AURORA ORCHESTRA REVIEW

ORCHESTRAL MANOEUVRES IN THE DARK

MUSIC OF THE SPHERES

Aurora Orchestra at Birmingham Town Hall ★★★★★

This orchestra takes the musical maxim "have the score in your head not your head in the score" quite literally. They have given a hundred-plus performances in which they eschew scores and play from memory. Any idea that this was just an attention-grabbing gimmick was swept away by an amazingly uplifting, zestful and blazingly energetic performance of Mozart's Jupiter symphony under Aurora's founder and principal conductor Nicholas Collon. The majestic fugal finale's strands were interwoven not just aurally but visibly: with wind and high-string players standing, and fiddles divided antiphonally, the music zipped and darted across the sections. It was like having the symphony's structure physically realized in front of us, emphasized in the encore when the final peroration was repeated with the players surrounding the audience – an astonishing effect.

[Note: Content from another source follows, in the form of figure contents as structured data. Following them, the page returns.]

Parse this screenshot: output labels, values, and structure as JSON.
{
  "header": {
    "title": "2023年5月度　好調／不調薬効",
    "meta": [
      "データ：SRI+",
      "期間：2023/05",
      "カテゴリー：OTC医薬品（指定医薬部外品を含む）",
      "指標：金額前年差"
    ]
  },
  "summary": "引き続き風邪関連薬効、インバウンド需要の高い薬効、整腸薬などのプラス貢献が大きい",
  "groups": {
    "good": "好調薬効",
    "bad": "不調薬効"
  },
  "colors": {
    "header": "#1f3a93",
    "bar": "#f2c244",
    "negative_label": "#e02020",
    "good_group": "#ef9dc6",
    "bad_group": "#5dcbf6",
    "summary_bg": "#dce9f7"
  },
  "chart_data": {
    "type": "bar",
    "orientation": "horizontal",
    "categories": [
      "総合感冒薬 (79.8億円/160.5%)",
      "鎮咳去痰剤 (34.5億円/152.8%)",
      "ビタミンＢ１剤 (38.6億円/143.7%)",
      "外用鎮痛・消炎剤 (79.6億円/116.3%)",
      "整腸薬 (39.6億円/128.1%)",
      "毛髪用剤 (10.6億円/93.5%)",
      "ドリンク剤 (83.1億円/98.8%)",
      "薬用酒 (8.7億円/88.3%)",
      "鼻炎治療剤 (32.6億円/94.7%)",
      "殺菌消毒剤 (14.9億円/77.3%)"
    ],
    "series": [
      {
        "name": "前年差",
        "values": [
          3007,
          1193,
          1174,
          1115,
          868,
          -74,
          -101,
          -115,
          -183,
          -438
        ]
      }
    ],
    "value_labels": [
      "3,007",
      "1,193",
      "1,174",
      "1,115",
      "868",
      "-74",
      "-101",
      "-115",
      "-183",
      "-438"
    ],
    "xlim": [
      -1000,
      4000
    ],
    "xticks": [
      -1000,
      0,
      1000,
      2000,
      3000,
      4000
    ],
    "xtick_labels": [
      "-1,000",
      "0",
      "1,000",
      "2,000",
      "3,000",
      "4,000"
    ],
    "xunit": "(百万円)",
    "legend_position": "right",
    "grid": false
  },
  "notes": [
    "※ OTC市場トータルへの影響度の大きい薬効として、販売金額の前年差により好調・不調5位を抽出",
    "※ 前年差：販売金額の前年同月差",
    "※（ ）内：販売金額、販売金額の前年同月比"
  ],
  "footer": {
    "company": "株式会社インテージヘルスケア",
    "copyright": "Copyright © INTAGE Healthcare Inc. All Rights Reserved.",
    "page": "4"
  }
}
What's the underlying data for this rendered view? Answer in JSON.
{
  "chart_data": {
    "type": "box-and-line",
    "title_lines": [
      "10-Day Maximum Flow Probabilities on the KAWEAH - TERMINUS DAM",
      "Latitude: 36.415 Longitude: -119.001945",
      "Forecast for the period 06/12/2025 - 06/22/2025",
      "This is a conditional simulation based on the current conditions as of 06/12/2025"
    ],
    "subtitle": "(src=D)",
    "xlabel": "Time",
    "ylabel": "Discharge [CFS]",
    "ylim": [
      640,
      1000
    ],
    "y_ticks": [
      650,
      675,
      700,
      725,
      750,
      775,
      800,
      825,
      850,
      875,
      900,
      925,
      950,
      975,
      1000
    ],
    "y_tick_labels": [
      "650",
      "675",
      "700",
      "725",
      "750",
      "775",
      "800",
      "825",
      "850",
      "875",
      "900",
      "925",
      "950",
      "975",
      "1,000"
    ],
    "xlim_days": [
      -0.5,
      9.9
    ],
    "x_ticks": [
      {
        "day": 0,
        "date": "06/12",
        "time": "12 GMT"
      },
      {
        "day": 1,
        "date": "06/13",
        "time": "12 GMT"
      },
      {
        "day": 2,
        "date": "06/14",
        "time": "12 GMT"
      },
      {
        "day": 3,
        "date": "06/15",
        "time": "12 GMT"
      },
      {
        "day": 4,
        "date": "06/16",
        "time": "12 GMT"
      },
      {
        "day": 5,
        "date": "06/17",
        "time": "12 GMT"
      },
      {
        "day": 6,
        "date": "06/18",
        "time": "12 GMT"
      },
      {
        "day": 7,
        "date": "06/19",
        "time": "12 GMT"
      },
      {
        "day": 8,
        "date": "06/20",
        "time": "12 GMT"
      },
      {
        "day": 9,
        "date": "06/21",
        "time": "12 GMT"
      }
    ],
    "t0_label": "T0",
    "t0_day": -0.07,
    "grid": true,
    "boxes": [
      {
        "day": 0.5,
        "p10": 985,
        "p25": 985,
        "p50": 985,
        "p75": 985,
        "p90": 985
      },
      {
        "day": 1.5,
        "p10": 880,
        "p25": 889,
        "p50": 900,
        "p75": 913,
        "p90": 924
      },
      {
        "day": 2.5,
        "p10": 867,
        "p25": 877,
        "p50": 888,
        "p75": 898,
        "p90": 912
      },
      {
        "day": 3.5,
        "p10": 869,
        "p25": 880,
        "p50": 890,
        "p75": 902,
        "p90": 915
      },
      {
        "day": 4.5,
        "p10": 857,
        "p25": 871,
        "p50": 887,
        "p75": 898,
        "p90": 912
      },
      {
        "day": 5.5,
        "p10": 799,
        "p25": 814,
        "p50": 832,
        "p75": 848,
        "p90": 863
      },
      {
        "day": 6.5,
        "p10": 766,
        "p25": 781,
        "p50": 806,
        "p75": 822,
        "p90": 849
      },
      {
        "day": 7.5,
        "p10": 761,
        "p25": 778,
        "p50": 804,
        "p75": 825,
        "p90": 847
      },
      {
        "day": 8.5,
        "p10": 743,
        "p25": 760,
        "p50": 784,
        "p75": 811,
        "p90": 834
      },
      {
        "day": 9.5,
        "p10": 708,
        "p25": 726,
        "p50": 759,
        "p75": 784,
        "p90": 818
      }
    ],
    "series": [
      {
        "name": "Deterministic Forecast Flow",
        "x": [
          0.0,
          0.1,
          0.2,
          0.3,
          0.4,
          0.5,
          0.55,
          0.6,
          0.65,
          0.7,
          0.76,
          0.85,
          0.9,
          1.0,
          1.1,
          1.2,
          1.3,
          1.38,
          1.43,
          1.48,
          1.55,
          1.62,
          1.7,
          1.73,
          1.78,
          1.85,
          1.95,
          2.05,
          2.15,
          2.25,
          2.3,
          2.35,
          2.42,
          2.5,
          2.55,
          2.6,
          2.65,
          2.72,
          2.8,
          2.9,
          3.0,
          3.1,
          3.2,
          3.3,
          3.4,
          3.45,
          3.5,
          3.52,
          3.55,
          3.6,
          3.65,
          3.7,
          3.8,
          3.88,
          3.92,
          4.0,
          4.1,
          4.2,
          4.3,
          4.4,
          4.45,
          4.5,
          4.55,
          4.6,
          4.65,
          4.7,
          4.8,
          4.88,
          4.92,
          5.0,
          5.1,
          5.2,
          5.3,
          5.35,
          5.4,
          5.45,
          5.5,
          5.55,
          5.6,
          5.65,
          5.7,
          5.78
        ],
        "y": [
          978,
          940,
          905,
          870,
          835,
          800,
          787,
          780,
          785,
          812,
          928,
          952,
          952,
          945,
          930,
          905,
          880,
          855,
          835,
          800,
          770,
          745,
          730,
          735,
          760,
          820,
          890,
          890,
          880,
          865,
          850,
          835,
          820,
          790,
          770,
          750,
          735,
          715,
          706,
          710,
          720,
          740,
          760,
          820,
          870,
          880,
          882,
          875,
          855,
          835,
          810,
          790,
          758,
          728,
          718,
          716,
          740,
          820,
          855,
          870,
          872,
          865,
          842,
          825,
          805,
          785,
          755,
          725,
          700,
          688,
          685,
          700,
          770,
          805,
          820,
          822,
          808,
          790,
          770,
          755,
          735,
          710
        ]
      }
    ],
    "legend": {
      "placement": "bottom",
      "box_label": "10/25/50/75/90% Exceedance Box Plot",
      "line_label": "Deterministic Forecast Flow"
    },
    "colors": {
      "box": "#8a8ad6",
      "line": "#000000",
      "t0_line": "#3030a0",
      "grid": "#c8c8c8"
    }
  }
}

While the concert's clunkily didactic audio-visual presentation about music and Pythagorean mysticism failed – resembling a 1970s Open University television lecture and not helped by Max Richter's dreary minimalist Journey Song CP1919 – the Mozart wordlessly and elegantly succeeded. So too did the sublime Molto Adagio movement from Beethoven's E minor quartet Op.59, winningly performed by the orchestra's four front desk players. Thomas Ades' violin concerto Concentric Circles was the real Pythagorean deal, its title taken from the path of the planets around the sun. Ades work combines lyricism, which effervescent and tireless soloist Pekka Kuusisto found in the central movement's sometimes tough tendrils, with menace as brass, basses and percussion combined in looming sci-fi monster mode building to a thrilling climax.